# hog 3pc and virtualizers



## joey91 (May 27, 2009)

hi all, i am new to controlbooth. i am a highschool senior and have worked all my life with expression. i really want to learn about moving light control but my school does not have the facilities/money for that. 

i have already downloaded both hog 2pc and 3pc, and have been playing with them for some time, following along with the manual. however, i can only assume i am doing things right cause i dont have it hooked up to any lights. 

can someone please explain to me how i would go about setting up a virtualizer/wysiwyg program (which programs i can get and are most affordable--im not that rich . thanks a bunch.
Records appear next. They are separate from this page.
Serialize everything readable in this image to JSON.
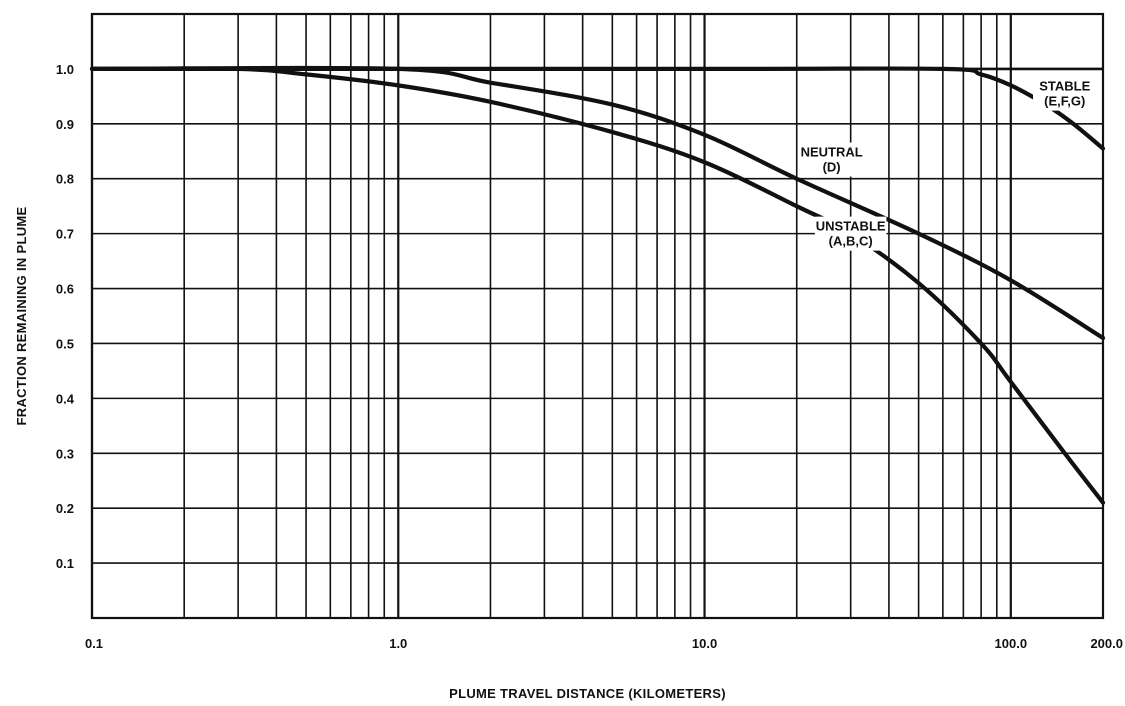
{
  "chart_data": {
    "type": "line",
    "title": "",
    "xlabel": "PLUME TRAVEL DISTANCE (KILOMETERS)",
    "ylabel": "FRACTION REMAINING IN PLUME",
    "x_scale": "log",
    "xlim": [
      0.1,
      200.0
    ],
    "ylim": [
      0.0,
      1.1
    ],
    "grid": true,
    "legend": "none",
    "x_ticks": [
      {
        "value": 0.1,
        "label": "0.1"
      },
      {
        "value": 1.0,
        "label": "1.0"
      },
      {
        "value": 10.0,
        "label": "10.0"
      },
      {
        "value": 100.0,
        "label": "100.0"
      },
      {
        "value": 200.0,
        "label": "200.0"
      }
    ],
    "y_ticks": [
      {
        "value": 0.1,
        "label": "0.1"
      },
      {
        "value": 0.2,
        "label": "0.2"
      },
      {
        "value": 0.3,
        "label": "0.3"
      },
      {
        "value": 0.4,
        "label": "0.4"
      },
      {
        "value": 0.5,
        "label": "0.5"
      },
      {
        "value": 0.6,
        "label": "0.6"
      },
      {
        "value": 0.7,
        "label": "0.7"
      },
      {
        "value": 0.8,
        "label": "0.8"
      },
      {
        "value": 0.9,
        "label": "0.9"
      },
      {
        "value": 1.0,
        "label": "1.0"
      }
    ],
    "series": [
      {
        "id": "stable",
        "label_lines": [
          "STABLE",
          "(E,F,G)"
        ],
        "label_anchor": {
          "x": 150,
          "y": 0.955
        },
        "x": [
          0.1,
          10.0,
          60.0,
          80.0,
          100.0,
          130.0,
          160.0,
          200.0
        ],
        "y": [
          1.0,
          1.0,
          1.0,
          0.99,
          0.97,
          0.935,
          0.9,
          0.855
        ]
      },
      {
        "id": "neutral",
        "label_lines": [
          "NEUTRAL",
          "(D)"
        ],
        "label_anchor": {
          "x": 26,
          "y": 0.835
        },
        "x": [
          0.1,
          1.0,
          2.0,
          5.0,
          10.0,
          20.0,
          50.0,
          100.0,
          200.0
        ],
        "y": [
          1.0,
          1.0,
          0.975,
          0.935,
          0.88,
          0.8,
          0.7,
          0.615,
          0.51
        ]
      },
      {
        "id": "unstable",
        "label_lines": [
          "UNSTABLE",
          "(A,B,C)"
        ],
        "label_anchor": {
          "x": 30,
          "y": 0.7
        },
        "x": [
          0.1,
          0.3,
          0.5,
          1.0,
          2.0,
          5.0,
          10.0,
          20.0,
          30.0,
          50.0,
          80.0,
          100.0,
          150.0,
          200.0
        ],
        "y": [
          1.0,
          1.0,
          0.99,
          0.97,
          0.94,
          0.885,
          0.83,
          0.75,
          0.7,
          0.61,
          0.5,
          0.43,
          0.3,
          0.21
        ]
      }
    ]
  }
}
also, is there a difference between "virualizers" and "wysiwyg"?


----------



## derekleffew (May 27, 2009)

Start with the CB wiki entry WYSIWYG, which is one brand of visualizer. Few are free, or even inexpensive. 

I might recommend MA Lighting's grandMA onPC and grandMA 3D.


----------



## joey91 (May 27, 2009)

thanks for the info. i will try the grand MA. 

i am also interested in learning with the Hogs though...the rental company that works with the school has all Hog stuff, so if i ever am to do a high school thing with moving lights, it would probably have to be hog.

thanks again for the help!


----------



## JChenault (May 27, 2009)

I believe that ESP Vision provides a demo rig that is supported by the hog. You can download the demo rig on one computer, set up your moving light control on a second, and play to your heart's content as long as you don't try to modify the rig.


----------